A. Definisi Konflik
Konflik berasal dari
kata kerja Latin configere yang berarti saling memukul. Secara
sosiologis, konflik diartikan sebagai suatu proses sosial antara dua orang atau
lebih (bisa juga kelompok) dimana salah satu pihak berusaha menyingkirkan pihak
lain dengan menghancurkannya atau membuatnya tidak berdaya.
Stoner dan
Freeman(1989:392) membagi pandangan menjadi dua bagian, yaitu pandangan
tradisional (Old view) dan pandangan modern (Current View):
a. Pandangan tradisional.
Pandangan
tradisional menganggap bahwa konflik dapat dihindari. Hal ini disebabkan konflik
dapat mengacaukan organisasi dan mencegah pencapaian tujuan yang optimal.

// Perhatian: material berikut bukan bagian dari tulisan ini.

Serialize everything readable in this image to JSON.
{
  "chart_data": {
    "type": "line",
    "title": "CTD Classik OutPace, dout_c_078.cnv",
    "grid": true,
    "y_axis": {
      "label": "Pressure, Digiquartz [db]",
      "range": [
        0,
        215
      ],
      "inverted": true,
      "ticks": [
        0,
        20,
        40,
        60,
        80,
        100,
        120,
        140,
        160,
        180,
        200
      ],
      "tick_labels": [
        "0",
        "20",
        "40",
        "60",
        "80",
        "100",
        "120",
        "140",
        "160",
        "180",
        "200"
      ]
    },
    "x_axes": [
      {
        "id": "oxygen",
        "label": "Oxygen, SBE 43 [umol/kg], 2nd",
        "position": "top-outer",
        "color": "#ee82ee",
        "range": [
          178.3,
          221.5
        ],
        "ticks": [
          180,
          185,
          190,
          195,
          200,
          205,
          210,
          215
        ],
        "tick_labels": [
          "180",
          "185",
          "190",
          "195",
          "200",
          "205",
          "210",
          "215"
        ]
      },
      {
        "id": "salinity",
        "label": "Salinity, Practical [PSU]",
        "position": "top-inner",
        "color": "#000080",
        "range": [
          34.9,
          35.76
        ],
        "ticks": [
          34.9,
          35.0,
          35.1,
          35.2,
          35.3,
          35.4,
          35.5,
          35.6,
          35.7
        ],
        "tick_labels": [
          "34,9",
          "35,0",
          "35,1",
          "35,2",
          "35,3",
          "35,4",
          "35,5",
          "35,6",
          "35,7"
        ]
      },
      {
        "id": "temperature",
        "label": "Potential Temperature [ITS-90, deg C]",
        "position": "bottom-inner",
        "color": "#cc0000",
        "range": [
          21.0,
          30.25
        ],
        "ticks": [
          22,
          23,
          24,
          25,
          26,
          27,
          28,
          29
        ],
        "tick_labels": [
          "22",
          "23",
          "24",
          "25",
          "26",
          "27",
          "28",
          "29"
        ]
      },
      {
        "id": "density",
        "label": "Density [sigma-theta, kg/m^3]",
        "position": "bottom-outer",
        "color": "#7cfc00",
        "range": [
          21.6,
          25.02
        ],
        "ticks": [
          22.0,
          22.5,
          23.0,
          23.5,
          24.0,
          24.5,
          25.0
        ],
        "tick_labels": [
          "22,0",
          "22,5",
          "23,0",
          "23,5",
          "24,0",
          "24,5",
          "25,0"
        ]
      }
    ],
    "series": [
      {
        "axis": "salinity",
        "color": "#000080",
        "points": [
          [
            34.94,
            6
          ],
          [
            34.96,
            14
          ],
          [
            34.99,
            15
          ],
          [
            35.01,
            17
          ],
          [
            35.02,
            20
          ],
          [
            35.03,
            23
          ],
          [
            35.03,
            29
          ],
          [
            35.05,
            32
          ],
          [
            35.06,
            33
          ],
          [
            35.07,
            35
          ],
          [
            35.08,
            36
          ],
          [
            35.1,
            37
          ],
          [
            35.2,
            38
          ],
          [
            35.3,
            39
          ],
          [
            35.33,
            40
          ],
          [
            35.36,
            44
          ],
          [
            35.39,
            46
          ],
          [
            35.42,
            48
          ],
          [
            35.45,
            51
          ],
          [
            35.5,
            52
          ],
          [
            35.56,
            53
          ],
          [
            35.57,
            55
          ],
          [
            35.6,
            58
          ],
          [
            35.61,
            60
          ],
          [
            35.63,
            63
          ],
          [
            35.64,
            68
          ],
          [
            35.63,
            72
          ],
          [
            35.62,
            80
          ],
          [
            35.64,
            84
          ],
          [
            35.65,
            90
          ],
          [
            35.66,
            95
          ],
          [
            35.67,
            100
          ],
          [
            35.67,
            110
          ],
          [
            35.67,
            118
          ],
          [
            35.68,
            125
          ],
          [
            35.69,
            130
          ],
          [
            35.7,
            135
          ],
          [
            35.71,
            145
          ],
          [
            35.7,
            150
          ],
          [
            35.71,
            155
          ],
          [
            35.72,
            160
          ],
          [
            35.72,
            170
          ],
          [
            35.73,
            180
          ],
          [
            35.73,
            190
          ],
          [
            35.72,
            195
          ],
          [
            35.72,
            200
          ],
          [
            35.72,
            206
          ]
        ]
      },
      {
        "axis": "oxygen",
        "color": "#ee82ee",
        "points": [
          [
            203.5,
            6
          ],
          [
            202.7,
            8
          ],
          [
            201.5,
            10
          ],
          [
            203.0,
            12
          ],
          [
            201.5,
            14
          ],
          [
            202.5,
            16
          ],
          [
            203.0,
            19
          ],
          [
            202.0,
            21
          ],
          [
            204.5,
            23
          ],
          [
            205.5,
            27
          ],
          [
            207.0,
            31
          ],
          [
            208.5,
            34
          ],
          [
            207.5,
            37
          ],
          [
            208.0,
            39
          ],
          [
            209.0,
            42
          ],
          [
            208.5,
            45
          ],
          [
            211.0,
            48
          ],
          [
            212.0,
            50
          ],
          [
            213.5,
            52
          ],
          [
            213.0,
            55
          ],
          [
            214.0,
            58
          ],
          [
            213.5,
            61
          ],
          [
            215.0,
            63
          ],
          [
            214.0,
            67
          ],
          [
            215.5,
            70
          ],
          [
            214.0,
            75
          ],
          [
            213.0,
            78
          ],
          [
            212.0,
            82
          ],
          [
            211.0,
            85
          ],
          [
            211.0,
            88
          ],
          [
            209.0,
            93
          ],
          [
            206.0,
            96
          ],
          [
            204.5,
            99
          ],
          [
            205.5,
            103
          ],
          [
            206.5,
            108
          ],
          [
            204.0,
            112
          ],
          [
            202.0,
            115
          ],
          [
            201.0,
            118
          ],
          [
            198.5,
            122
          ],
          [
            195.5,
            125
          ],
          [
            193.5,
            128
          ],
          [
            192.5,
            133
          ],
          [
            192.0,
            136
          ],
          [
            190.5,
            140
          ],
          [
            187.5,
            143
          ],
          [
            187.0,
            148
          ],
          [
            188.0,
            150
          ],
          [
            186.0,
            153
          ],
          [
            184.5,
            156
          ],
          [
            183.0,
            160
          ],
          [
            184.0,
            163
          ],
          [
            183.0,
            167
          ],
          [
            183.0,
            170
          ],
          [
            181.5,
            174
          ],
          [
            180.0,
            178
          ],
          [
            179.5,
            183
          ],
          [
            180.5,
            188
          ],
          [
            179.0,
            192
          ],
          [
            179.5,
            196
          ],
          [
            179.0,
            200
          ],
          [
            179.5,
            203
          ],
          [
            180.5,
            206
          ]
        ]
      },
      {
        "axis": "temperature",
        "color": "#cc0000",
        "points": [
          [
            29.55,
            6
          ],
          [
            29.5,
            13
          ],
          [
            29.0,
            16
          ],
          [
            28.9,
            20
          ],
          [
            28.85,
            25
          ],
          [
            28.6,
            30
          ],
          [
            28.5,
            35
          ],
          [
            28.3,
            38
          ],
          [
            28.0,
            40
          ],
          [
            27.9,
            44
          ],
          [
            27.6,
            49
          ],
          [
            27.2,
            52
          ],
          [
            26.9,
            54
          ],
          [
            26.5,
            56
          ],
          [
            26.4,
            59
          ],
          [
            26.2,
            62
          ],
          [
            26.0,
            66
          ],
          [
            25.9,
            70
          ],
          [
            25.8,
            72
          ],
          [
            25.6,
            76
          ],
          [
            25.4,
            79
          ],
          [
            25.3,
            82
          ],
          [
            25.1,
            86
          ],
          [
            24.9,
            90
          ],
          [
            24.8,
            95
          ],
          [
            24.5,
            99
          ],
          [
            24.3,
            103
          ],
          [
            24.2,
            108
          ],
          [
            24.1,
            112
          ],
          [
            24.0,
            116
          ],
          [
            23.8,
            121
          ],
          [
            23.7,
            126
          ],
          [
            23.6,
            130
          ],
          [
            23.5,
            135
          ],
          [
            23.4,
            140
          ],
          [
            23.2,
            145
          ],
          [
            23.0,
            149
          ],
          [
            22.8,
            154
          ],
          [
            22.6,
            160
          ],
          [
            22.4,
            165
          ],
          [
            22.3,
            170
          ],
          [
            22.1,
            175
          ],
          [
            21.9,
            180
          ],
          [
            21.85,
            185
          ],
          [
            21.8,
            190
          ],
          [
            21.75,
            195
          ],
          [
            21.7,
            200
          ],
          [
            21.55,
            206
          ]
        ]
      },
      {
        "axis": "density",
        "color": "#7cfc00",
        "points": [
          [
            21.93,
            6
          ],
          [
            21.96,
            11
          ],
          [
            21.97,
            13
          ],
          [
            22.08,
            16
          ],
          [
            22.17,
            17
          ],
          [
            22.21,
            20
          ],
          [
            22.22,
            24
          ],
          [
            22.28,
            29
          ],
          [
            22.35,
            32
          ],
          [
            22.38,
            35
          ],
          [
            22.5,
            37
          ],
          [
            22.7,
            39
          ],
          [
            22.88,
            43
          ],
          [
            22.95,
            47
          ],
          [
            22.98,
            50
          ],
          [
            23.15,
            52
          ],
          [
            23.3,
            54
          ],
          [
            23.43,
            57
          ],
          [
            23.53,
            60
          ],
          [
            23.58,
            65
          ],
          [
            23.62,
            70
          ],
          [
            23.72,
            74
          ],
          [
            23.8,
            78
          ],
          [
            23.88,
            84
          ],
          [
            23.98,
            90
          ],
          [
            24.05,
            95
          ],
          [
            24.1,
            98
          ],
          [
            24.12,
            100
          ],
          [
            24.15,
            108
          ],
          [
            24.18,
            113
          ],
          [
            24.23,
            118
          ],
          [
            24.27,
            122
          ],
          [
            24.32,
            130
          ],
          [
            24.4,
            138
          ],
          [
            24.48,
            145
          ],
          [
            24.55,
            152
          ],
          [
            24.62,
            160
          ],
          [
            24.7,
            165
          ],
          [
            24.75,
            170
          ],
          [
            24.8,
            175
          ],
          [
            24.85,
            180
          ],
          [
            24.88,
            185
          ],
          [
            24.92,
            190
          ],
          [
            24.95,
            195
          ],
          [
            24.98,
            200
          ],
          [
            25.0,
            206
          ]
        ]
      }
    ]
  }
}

Oleh
karena itu, untuk mencapai tujuan yang optimal, konflik harus dihilangkan.
Konflik biasanya disebabkan oleh kesalahan manajer dalam merancang dan memimpin
organisasi. Dikarenakan kesalahan ini, manajer sebagai pihak manajemen bertugas
meminimalisasikan konflik.
b. Pandangan modern.
Konflik
tidak dapat dihindari. Hal ini disebabkan banyak faktor, antara lain struktur
organisasi, perbedaan tujuan, persepsi, nilai – nilai, dan sebagainya. Konflik
dapat mengurangi kinerja organisasi dalam berbagai tingkatan. Jika terjadi
konflik, manajer sebagai pihak manajemen bertugas mengelola konflik sehingga
tercipta kinerja yang optimal untuk mencapai tujuan bersama.
B. Jenis-jenis konflik
a. Konflik antara atau dalam peran sosial (intrapribadi), misalnya antara peranan - peranan dalam keluarga atau profesi (konflik peran (role)).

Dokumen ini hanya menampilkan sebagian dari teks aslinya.